Ancora Ellington, con il sold-out al teatro Pavone per il concerto di Fabrizio Bosso intitolato Duke (come l’omonimo cd pubblicato lo scorso inverno per i tipi della Verve). L’album aveva un notevole spessore ma l’esecuzione dal vivo è risultata ancor più viva e brillante: Paolo Silvestri ha arrangiato (e diretto) con sapienza una decina di pezzi per un tentetto che al quartetto del trombettista torinese (gli ottimi Julian Mazzariello, Luca Alemanno, Nicola Angelucci) aggiunge tre ottoni (Fernando Brusco, Claudio e Mario Corvini) e tre ance (Gianni Oddi, Michele Polga e Marco Guidolotti). Si va da Caravan a Perdido, da Solitude a Jeep Blues alternando tempi, mood e impasti in funzione del solismo enciclopedico, virtuoso e costantemente ispirato di Fabrizio Bosso (e di tutti i partner). Prima di lanciarsi in un paio di bis il solista ha ricordato il drammatico incidente ferroviario in terra di Puglia ed i tragici fatti di Nizza.
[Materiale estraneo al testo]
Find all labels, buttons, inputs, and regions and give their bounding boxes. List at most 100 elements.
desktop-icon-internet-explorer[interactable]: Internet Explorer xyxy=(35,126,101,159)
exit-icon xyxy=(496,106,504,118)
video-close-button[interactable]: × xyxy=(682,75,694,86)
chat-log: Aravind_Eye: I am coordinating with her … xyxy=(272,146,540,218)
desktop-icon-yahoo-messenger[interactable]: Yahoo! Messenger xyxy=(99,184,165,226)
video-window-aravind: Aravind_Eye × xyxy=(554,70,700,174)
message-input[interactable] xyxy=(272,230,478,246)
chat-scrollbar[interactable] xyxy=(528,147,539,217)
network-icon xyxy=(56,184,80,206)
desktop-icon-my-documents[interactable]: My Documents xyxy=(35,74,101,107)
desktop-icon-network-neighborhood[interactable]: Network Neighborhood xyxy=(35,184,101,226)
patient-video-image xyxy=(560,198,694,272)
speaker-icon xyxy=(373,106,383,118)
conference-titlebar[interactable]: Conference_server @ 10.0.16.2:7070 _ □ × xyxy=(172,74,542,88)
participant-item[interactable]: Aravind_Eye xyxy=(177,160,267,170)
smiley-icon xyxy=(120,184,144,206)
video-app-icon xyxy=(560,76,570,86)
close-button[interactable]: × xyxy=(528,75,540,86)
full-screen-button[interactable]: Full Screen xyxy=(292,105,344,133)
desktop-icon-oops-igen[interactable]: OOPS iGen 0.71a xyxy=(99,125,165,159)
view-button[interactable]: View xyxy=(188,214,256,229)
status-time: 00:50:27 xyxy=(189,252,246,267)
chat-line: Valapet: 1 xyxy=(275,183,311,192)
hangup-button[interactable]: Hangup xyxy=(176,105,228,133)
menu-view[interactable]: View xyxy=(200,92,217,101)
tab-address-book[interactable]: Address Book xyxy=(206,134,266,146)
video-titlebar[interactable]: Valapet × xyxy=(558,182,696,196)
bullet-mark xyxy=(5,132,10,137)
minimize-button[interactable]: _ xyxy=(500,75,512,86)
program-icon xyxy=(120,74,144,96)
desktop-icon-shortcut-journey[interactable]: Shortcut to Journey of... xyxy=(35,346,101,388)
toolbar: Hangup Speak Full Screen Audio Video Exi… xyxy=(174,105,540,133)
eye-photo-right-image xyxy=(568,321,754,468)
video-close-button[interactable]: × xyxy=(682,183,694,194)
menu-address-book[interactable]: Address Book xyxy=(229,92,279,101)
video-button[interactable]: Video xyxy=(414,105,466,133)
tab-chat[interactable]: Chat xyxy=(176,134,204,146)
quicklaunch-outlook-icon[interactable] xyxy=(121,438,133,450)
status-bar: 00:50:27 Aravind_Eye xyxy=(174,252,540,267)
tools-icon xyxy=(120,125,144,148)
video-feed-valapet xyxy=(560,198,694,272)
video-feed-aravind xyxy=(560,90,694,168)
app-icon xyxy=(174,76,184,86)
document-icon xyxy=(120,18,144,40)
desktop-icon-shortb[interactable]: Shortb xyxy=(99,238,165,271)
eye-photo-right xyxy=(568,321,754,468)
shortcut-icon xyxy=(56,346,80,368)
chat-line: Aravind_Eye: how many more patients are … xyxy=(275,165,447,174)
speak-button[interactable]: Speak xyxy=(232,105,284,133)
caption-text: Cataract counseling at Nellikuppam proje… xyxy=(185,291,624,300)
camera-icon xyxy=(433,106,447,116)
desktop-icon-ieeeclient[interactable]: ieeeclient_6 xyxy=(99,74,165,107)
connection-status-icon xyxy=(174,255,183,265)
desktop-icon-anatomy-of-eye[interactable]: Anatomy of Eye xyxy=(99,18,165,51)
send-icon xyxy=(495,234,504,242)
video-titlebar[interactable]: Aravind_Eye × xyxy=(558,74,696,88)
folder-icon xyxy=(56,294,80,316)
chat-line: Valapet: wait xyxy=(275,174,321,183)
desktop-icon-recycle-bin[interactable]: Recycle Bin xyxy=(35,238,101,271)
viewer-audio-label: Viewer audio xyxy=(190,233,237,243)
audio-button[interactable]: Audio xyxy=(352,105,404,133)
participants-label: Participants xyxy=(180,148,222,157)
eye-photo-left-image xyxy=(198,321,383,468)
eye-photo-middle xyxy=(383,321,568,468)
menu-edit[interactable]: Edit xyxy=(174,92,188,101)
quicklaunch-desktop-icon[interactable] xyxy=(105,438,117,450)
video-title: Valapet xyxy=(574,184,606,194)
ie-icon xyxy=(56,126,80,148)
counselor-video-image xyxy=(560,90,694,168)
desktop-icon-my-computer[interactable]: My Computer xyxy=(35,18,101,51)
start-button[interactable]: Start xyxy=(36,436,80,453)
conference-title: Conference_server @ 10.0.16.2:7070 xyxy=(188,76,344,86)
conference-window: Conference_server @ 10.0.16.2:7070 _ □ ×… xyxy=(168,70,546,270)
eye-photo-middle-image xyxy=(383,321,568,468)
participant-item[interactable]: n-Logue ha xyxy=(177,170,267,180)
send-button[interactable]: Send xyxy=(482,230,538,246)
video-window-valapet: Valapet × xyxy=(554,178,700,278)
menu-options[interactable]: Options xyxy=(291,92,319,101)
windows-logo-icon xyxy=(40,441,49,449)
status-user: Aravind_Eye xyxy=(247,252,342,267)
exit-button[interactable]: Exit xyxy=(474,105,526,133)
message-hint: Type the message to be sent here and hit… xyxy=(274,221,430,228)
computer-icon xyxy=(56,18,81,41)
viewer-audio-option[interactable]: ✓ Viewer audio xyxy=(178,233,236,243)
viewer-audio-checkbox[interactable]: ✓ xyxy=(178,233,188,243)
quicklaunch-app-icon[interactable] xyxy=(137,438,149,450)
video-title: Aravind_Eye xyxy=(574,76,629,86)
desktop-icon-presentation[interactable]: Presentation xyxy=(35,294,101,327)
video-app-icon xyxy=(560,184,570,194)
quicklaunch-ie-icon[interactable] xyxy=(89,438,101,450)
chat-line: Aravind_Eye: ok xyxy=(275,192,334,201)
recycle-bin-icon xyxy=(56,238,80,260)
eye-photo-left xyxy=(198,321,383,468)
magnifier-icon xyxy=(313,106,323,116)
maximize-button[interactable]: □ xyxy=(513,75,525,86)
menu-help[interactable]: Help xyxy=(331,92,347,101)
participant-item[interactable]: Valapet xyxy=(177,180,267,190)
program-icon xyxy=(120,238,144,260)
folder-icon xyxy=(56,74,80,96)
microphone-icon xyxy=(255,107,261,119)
«Solidarietà con la Francia» e «La musica contro i fabbricanti di morte» recitano i maxi-schermi dell’arena S. Giuliana che, nonostante la temperatura autunnale, si va via via riempiendo verso le 21 per l’attesa reunion degli Steps Ahead. Il leader e vibrafonista Mike Maineri, la pianista Eliane Elias (felice autrice di svariati brani), il tenorista Donny McCslin, il contrabbassista Marc Johnson ed il batterista Billy Kilson non fanno il verso al passato.

I brani proposti hanno un’articolata struttura e si impreziosiscono con i soli; la Elias unisce la fusion con la musica popular brasileira ed è la qualità della proposta sonora, più che la mitizzazione degli anni ‘80, a prevalere. Molta atmosfera, un pizzico di glamour ma idee compositive di respiro corto per l’Afrodeezia tour del bassista Marcus Miller in quintetto. La sua musica non decolla mai, qualche spunto funky ma niente a che vedere con il collaudato ed ispirato «mestiere» degli Steps Ahead.